Linguists and scientists are also fascinated by how people learn non-native languages. For instance, a University of Delaware study of 24 native English speakers attempting to understand Mandarin Chinese focused on the roles of the brain’s left and right hemispheres in language acquisition.

The study, which included brain scans of the students, found that the left hemisphere of the brain, which is identified as the language learning side, took a back seat to the right hemisphere. The process of distinguishing acoustic details of sounds, the researchers say, happens on the right side of the brain, a finding that could help with the learning of foreign languages.

No matter the learner’s age or level of fluency in understanding two or more languages, experts love to look at the brain to determine our way with words.

Ping Li, a professor of psychology and linguistics at Pennsylvania State University told Psychology Today that learning the many facets of a language means using the many parts of the brain. Despite the claim by commercial products, he said, people cannot learn a language in a day. The brain needs time to work through it all.

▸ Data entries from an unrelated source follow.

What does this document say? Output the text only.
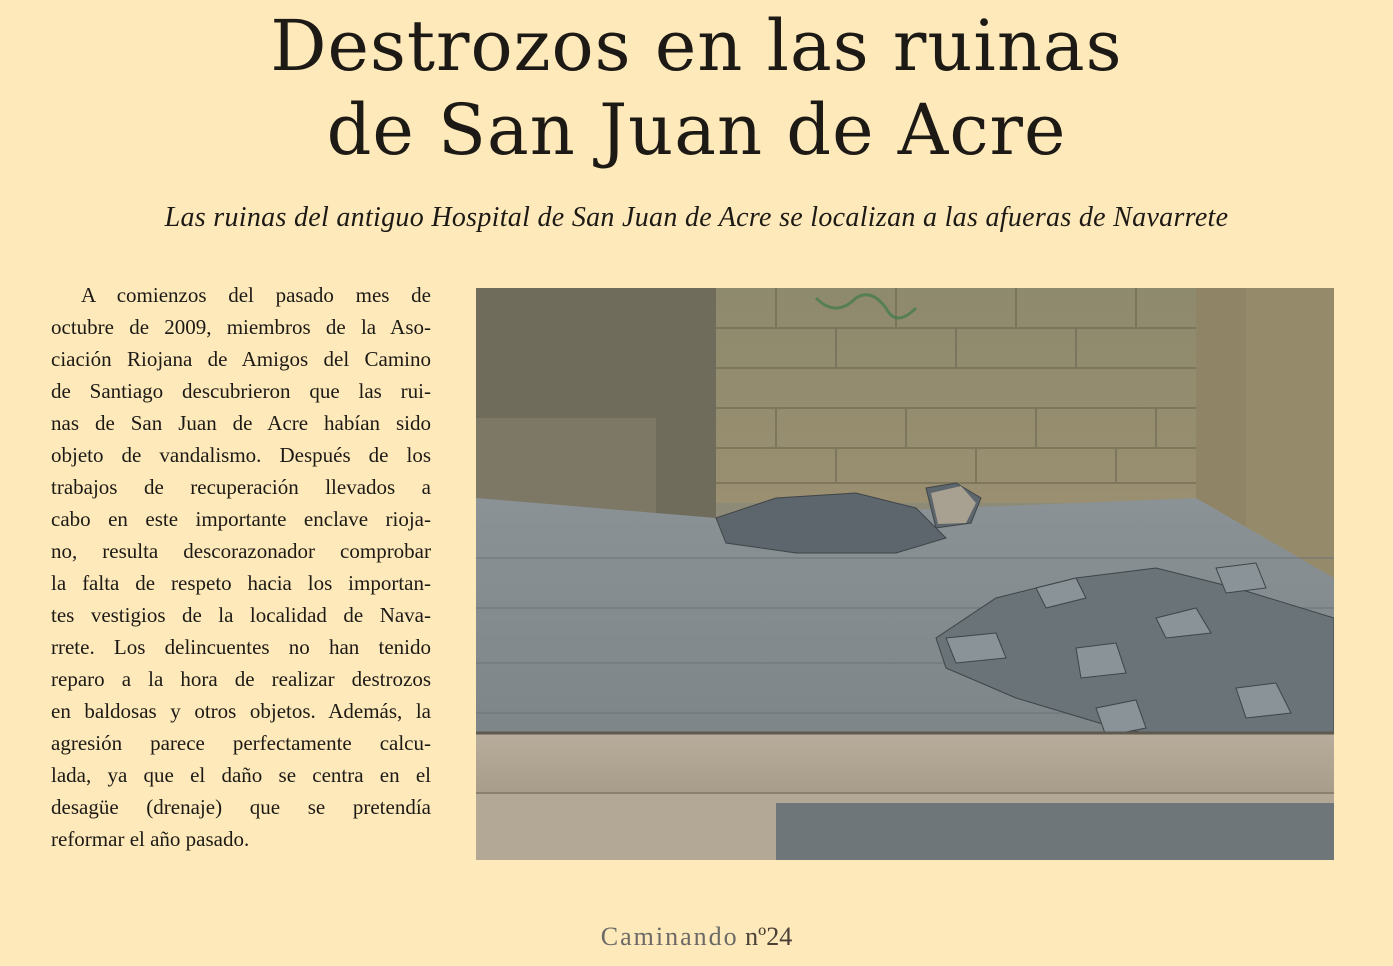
Destrozos en las ruinas
de San Juan de Acre

Las ruinas del antiguo Hospital de San Juan de Acre se localizan a las afueras de Navarrete

A comienzos del pasado mes de
octubre de 2009, miembros de la Aso-
ciación Riojana de Amigos del Camino
de Santiago descubrieron que las rui-
nas de San Juan de Acre habían sido
objeto de vandalismo. Después de los
trabajos de recuperación llevados a
cabo en este importante enclave rioja-
no, resulta descorazonador comprobar
la falta de respeto hacia los importan-
tes vestigios de la localidad de Nava-
rrete. Los delincuentes no han tenido
reparo a la hora de realizar destrozos
en baldosas y otros objetos. Además, la
agresión parece perfectamente calcu-
lada, ya que el daño se centra en el
desagüe (drenaje) que se pretendía
reformar el año pasado.
Caminando nº24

Li explains: “The lexicon engages the frontal and parietal cortical regions, phonology uses your frontal and temporal regions, orthography uses your occipital and temporal-parietal regions, syntax engages your frontal and subcortical regions, and pragmatics relies on both the left and the right hemispheres.”

Take a Train or Start a War?

Even though Li contends that programs promising quick mastery of a language shouldn’t be believed, technology might help. For Stafford, it all depends on how you want to learn a language.

After downloading a language learning app, Stafford noted that it aimed to put a language’s words in order to express certain meanings, but it lacked one noticeable learning mechanism: interaction with people who speak the language. “It doesn’t show how people react to it,” he said. “So, am I really learning it? No.”

To test how well language programs teach based on potential interactions, he downloaded another application that allowed him to speak into his phone, with the promise that the program would analyze his pronunciation and offer corrections.

The word for a train station in French is “gare.” The French word for war is “guerre.” Stafford says they sound similar. He said “guerre” to the application, and it informed him he was 75% accurate in pronunciation. For people learning French, that’s not enough, he said. “What if I asked someone to help me find the “gare” but I didn’t pronounce it correctly and the person said to me, ‘Why are you talking to me about the war?'”

No matter how natural or hard it is to learn a language, how you learn it matters, according to Stafford.

“A big point of linguistics is, what is the motivation of learning the language?” he said. “That’s way more important than anything else.”